The previous description is provided to enable any person skilled in the art to practice the various aspects described herein. Various modifications to these aspects will be readily apparent to those skilled in the art, and the generic principles defined herein may be applied to other aspects. Thus, the claims are not intended to be limited to the aspects shown herein, but is to be accorded the full scope consistent with the language claims, wherein reference to an element in the singular is not intended to mean “one and only one” unless specifically so stated, but rather “one or more.” The word “exemplary” is used herein to mean “serving as an example, instance, or illustration.” Any aspect described herein as “exemplary” is not necessarily to be construed as preferred or advantageous over other aspects.

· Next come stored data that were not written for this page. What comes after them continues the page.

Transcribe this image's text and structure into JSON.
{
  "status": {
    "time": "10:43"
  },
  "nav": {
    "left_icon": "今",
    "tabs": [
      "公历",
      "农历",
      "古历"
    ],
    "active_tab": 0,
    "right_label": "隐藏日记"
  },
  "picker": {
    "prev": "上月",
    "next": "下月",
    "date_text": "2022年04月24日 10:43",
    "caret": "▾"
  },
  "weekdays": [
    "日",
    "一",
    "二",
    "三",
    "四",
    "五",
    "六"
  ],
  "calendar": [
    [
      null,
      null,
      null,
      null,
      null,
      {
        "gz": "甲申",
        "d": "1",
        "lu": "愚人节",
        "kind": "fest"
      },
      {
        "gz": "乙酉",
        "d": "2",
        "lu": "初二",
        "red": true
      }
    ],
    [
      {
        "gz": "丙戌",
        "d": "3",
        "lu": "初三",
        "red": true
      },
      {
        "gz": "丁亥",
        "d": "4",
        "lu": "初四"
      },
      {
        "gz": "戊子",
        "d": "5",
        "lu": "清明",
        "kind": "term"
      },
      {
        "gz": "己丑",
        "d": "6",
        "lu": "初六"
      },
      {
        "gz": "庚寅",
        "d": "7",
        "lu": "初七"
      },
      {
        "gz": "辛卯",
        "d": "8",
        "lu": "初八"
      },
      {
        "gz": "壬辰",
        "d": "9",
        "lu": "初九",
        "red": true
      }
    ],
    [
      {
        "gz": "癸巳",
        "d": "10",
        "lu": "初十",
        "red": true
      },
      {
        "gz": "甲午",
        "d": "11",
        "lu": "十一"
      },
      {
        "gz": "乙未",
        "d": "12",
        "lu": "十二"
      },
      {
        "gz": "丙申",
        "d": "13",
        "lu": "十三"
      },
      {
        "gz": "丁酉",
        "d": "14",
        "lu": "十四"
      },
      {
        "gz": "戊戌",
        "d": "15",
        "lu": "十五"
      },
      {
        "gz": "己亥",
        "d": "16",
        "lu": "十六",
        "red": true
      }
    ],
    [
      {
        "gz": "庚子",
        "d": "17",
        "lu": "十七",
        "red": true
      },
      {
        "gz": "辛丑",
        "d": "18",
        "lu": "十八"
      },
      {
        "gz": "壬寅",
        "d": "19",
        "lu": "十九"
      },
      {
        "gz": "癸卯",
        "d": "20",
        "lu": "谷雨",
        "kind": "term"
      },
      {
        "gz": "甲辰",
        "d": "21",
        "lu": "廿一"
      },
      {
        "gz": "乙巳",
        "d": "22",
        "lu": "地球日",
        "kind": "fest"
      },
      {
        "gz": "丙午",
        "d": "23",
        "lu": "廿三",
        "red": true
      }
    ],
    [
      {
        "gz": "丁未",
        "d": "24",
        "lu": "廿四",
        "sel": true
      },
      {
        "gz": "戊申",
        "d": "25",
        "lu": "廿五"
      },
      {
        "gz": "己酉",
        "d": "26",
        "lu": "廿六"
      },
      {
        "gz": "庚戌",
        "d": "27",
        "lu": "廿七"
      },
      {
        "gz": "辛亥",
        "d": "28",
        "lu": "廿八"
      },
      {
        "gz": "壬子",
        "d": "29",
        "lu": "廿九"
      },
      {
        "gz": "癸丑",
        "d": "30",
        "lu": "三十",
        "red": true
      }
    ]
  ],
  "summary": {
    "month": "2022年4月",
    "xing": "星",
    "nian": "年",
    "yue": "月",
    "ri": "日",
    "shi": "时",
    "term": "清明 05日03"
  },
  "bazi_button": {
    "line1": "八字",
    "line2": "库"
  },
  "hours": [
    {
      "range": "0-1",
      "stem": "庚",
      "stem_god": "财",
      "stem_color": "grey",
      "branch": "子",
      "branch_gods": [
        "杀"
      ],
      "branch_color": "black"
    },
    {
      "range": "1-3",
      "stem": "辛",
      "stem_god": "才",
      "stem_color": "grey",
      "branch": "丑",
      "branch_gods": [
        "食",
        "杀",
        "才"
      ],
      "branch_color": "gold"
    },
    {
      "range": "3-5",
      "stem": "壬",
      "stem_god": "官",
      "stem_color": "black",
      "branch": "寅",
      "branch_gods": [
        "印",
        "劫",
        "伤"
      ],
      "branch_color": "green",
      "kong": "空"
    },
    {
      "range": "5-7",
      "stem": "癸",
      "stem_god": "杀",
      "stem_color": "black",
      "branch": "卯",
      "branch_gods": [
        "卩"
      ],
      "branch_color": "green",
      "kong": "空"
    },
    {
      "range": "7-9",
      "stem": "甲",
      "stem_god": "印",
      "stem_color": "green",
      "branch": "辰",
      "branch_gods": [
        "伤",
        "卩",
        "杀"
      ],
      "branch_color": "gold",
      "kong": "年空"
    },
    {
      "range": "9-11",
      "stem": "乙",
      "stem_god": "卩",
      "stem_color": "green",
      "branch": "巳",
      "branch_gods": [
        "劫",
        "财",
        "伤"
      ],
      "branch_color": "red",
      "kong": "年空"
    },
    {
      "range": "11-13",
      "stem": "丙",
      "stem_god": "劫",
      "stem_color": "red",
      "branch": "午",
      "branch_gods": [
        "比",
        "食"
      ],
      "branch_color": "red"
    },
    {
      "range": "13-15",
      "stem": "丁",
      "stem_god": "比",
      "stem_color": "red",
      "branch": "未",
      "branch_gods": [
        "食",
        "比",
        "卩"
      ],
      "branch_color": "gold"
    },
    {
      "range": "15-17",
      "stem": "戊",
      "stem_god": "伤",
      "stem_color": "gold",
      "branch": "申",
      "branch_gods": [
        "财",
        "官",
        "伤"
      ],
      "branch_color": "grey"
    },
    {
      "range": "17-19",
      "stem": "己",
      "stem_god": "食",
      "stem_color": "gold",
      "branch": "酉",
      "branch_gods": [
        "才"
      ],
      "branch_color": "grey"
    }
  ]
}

Unless specifically stated otherwise, the term “some” refers to one or more. Combinations such as “at least one of A, B, or C,” “one or more of A, B, or C,” “at least one of A, B, and C,” “one or more of A, B, and C,” and “A, B, C, or any combination thereof” include any combination of A, B, and/or C, and may include multiples of A, multiples of B, or multiples of C. Specifically, combinations such as “at least one of A, B, or C,” “one or more of A, B, or C,” “at least one of A, B, and C,” “one or more of A, B, and C,” and “A, B, C, or any combination thereof” may be A only, B only, C only, A and B, A and C, B and C, or A and B and C, where any such combinations may contain one or more member or members of A, B, or C. All structural and functional equivalents to the elements of the various aspects described throughout this disclosure that are known or later come to be known to those of ordinary skill in the art are expressly incorporated herein by reference and are intended to be encompassed by the claims. Moreover, nothing disclosed herein is intended to be dedicated to the public regardless of whether such disclosure is explicitly recited in the claims. The words “module,” “mechanism,” “element,” “device,” and the like may not be a substitute for the word “means.” As such, no claim element is to be construed as a means plus function unless the element is expressly recited using the phrase “means for.”